Ed Miliband, new leader of the Labour party

Following new Labour leader Ed Miliband’s speech yesterday at the Labour party conference, I was delighted when he declared that one of his political heroes was William Beveridge.  Wow, me too!  Beveridge was one of the leading supporters of Federal Union in its early days, and set up the Federal Union Research Institute (later renamed the Federal Trust).

I suspect, though, that that is not what Ed Miliband had in mind.  He also mentioned Keynes and Lloyd George, who, along with Beveridge, were prominent Liberals.  He knows that it will be hard for Labour to win an outright majority at the next general election, particularly after the constituency boundaries are redrawn to equalise the number of voters in each, which means that he may well need the help of the Liberal Democrats if he wants to get into government.

It is hard for him to say anything warm about the current leadership of the Liberal Democrats – they are in government, after all, and he is Leader of the Opposition, and he is still bitter about the disdain for Gordon Brown by Nick Clegg in the post-election negotiations (an attitude that Nick Clegg himself has subsequently regretted) – but he needs to keep open the option. Praising their forebears is one way of doing that.

Another is to find the issues that appeal to the Liberal Democrats and which make them uncomfortable in coalition with the Conservatives.  Europe may well be one of them.

During the leadership election campaign, Ed Balls struck a eurosceptic note in suggesting that the free movement provisions of the EU should be restricted.  “Free movement of goods and services works to our mutual advantage. But the free movement of labour is another matter entirely,” he wrote in The Observer.  He proposed to deal with the Conservative attitude to immigration and Europe by matching it: Labour should compete for Tory voters and not be outflanked on the right.

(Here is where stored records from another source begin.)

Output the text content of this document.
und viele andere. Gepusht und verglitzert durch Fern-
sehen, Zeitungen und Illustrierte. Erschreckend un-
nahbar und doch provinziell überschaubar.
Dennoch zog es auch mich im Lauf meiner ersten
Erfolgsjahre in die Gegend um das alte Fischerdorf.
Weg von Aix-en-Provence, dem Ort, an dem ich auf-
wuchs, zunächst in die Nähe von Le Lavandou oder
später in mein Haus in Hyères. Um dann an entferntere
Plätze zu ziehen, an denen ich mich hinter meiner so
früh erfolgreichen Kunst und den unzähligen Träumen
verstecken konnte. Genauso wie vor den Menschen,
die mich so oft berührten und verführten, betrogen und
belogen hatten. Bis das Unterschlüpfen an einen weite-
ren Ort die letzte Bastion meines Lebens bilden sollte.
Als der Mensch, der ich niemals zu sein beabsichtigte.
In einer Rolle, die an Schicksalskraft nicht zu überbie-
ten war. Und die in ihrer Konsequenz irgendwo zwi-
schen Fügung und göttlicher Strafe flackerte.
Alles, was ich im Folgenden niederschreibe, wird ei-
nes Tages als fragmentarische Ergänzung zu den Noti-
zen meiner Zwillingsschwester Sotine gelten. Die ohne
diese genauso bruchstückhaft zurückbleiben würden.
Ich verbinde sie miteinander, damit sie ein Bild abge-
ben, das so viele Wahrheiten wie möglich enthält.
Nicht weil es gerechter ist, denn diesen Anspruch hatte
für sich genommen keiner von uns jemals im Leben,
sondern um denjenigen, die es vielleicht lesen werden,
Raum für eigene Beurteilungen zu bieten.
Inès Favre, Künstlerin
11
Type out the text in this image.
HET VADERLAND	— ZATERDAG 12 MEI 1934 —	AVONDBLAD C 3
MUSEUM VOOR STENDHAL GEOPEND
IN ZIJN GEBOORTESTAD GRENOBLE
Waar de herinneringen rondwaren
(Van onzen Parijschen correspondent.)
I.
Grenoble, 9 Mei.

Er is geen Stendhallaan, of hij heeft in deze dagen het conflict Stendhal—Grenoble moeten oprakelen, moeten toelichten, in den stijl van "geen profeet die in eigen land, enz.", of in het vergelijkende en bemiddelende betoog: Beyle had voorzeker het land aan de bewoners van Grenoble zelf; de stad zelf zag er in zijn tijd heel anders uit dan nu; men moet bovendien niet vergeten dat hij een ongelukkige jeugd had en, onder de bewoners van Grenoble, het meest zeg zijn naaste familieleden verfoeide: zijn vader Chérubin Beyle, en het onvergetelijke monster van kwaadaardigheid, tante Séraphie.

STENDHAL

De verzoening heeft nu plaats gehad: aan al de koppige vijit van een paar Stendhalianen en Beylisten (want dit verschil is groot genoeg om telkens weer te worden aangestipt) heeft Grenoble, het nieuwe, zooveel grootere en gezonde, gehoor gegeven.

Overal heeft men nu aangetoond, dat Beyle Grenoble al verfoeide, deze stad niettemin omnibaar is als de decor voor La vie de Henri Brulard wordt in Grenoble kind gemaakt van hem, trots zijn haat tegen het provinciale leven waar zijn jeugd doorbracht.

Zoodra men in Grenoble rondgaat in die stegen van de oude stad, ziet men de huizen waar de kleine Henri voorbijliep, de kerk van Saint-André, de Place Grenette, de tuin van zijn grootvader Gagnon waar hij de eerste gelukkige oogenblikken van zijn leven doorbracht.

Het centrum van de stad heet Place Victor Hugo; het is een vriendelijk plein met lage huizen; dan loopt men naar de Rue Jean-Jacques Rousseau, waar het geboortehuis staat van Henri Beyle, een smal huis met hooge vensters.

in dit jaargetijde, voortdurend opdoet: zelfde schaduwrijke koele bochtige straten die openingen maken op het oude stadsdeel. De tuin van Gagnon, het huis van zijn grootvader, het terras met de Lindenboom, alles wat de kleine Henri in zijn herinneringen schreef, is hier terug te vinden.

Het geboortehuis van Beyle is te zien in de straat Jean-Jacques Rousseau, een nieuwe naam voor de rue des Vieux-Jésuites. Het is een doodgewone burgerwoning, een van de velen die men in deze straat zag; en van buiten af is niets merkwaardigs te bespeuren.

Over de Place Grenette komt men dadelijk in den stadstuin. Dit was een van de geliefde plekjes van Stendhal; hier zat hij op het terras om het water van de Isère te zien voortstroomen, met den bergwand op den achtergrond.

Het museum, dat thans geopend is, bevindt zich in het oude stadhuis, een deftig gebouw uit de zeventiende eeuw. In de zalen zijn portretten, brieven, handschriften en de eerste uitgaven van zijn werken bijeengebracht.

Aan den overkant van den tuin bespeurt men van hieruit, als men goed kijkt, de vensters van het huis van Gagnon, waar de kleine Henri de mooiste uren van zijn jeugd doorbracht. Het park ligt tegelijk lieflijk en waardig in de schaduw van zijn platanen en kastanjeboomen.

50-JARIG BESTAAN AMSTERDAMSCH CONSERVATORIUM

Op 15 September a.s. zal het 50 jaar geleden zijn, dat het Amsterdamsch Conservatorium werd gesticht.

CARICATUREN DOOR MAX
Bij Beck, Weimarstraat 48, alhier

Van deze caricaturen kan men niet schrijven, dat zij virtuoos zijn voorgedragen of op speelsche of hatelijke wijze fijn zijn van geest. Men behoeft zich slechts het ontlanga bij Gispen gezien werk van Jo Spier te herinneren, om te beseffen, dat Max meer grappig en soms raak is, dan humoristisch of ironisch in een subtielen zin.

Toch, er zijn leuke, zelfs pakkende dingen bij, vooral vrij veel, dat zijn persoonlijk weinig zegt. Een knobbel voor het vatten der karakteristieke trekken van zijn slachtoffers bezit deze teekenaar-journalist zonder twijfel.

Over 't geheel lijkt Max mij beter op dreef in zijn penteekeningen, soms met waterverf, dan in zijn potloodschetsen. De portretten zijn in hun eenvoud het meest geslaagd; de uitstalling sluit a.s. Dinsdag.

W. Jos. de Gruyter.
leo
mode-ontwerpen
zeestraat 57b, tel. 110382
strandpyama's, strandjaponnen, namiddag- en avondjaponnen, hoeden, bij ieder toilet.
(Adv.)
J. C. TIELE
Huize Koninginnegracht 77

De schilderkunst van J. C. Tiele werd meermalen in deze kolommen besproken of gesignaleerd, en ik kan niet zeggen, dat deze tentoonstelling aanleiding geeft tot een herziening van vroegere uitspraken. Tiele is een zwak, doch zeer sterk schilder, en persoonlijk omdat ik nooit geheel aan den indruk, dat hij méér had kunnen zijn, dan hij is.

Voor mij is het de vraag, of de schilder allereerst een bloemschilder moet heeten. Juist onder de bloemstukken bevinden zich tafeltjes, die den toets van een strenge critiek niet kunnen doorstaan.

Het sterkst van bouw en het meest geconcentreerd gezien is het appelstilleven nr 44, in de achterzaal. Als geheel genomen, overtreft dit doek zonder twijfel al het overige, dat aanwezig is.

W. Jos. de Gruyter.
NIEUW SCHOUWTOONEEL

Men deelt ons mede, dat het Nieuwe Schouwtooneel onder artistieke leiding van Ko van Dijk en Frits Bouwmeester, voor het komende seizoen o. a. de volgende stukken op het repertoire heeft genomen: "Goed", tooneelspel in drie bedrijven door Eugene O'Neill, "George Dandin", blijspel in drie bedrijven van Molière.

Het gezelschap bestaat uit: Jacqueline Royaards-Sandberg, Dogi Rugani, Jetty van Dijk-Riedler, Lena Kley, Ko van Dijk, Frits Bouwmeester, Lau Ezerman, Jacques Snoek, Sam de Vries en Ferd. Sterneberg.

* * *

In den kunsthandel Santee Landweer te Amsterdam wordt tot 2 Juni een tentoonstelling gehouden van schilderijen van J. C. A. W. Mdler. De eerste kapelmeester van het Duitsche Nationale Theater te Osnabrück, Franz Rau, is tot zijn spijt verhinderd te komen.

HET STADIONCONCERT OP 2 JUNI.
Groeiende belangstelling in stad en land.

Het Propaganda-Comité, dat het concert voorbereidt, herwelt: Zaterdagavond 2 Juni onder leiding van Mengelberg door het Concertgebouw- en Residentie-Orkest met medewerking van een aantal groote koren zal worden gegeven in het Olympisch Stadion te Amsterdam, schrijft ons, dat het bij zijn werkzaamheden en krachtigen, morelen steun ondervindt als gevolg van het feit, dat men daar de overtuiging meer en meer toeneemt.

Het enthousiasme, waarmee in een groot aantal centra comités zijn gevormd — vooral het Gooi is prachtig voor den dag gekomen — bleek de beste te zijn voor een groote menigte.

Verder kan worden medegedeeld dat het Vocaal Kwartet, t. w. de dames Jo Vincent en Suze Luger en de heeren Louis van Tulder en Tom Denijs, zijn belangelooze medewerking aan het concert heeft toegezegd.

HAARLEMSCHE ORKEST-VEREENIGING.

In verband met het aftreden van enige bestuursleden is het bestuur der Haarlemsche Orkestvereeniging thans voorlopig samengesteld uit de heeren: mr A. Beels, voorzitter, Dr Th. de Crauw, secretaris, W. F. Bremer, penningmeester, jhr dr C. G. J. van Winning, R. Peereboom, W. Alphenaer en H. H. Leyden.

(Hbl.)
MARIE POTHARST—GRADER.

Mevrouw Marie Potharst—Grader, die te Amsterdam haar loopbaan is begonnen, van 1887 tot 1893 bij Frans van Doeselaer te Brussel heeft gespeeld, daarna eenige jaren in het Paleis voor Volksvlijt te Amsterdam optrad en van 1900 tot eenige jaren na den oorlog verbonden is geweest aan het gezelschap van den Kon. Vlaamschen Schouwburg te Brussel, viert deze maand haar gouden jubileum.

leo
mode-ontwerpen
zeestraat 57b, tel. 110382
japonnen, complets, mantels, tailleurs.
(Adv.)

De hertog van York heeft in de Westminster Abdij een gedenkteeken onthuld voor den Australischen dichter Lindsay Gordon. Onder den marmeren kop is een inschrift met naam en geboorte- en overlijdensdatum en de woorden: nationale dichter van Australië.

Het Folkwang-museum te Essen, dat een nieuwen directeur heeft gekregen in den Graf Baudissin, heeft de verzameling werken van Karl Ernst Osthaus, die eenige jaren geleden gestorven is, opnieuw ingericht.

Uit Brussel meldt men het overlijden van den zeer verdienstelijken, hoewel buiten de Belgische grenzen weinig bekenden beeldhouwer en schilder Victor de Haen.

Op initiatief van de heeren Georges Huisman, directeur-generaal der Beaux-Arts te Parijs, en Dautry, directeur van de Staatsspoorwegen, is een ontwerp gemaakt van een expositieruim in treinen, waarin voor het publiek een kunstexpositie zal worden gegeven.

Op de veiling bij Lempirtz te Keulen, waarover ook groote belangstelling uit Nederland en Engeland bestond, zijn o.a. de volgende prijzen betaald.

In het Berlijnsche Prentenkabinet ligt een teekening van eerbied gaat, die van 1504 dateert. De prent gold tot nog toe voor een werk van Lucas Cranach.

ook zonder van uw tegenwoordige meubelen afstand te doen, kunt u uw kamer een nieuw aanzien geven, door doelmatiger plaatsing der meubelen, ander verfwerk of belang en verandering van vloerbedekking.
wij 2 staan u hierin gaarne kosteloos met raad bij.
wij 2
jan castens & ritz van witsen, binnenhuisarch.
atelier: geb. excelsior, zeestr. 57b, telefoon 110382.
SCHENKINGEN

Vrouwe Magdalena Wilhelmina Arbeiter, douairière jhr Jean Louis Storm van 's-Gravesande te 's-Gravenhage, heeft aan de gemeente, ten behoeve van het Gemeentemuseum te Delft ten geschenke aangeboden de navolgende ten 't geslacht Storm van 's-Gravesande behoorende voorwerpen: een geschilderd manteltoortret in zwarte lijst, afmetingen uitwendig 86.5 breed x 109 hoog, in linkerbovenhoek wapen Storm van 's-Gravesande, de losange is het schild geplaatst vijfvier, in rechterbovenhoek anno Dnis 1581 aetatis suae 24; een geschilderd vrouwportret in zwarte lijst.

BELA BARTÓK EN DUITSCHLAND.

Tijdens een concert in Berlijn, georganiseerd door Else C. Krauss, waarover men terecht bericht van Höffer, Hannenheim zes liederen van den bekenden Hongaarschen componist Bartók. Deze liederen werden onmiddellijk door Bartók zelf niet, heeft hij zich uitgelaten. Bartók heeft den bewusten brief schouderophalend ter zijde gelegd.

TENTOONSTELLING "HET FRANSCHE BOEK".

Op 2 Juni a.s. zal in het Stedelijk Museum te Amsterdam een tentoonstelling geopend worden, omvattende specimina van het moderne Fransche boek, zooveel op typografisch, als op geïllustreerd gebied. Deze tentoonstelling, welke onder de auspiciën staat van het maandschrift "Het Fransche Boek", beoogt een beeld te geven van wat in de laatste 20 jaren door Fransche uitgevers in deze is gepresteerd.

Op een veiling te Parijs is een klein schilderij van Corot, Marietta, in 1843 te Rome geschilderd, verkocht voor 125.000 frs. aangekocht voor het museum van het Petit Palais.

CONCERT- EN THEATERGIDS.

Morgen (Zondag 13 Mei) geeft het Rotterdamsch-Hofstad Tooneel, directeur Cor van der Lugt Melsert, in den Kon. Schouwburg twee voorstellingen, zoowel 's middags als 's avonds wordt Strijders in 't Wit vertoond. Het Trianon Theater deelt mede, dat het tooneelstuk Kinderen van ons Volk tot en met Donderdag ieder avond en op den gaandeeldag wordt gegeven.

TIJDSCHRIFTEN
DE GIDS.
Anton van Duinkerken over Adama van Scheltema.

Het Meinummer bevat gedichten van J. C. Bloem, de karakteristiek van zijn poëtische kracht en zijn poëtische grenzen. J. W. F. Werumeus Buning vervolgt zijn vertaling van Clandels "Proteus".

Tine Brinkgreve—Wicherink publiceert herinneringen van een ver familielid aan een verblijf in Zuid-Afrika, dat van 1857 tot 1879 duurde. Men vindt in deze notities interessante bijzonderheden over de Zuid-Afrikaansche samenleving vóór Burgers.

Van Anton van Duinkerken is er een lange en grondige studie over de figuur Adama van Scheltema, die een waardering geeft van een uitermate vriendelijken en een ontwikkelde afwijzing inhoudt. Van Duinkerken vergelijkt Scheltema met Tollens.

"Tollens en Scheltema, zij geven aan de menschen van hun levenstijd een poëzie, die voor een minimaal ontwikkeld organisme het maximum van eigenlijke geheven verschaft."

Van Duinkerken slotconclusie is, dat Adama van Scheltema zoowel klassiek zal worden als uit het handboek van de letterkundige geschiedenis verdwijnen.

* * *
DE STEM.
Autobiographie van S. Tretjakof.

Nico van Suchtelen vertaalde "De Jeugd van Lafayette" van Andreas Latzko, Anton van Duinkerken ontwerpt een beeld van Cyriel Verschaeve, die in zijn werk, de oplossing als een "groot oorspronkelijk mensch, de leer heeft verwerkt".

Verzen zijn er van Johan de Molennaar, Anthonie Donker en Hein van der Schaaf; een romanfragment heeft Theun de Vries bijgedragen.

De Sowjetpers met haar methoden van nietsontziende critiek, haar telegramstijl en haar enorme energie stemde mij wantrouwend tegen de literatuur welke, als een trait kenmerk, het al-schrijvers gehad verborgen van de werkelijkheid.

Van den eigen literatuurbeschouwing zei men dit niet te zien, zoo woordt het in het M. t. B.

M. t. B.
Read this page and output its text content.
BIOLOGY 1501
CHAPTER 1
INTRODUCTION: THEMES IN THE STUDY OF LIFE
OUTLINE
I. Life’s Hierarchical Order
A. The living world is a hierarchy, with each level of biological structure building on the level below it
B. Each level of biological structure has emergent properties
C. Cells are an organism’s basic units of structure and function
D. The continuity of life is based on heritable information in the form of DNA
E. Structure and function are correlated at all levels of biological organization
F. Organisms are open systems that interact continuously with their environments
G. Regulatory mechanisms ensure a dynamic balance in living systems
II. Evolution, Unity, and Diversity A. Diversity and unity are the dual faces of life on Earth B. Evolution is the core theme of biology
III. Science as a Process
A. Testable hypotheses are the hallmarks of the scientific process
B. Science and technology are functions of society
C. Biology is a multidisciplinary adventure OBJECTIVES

Ed Miliband, in yesterday’s speech, rejected this view.  He said:

“I don’t believe either that we can turn back the clock on free movement of labour in Europe.”

Rather than using Europe as a means of closing the gap with the Tories, he could use it to open the gap between the Tories and the Liberal Democrats.  A Labour party that pursues a more actively pro-European line might well be able to chip holes in the governing coalition, and there are plenty of people in that coalition who might be happy to see that happen.

It would be wrong to get too carried away by a single speech, but there are welcome signs that Ed Miliband might prefer to follow a pro-European approach.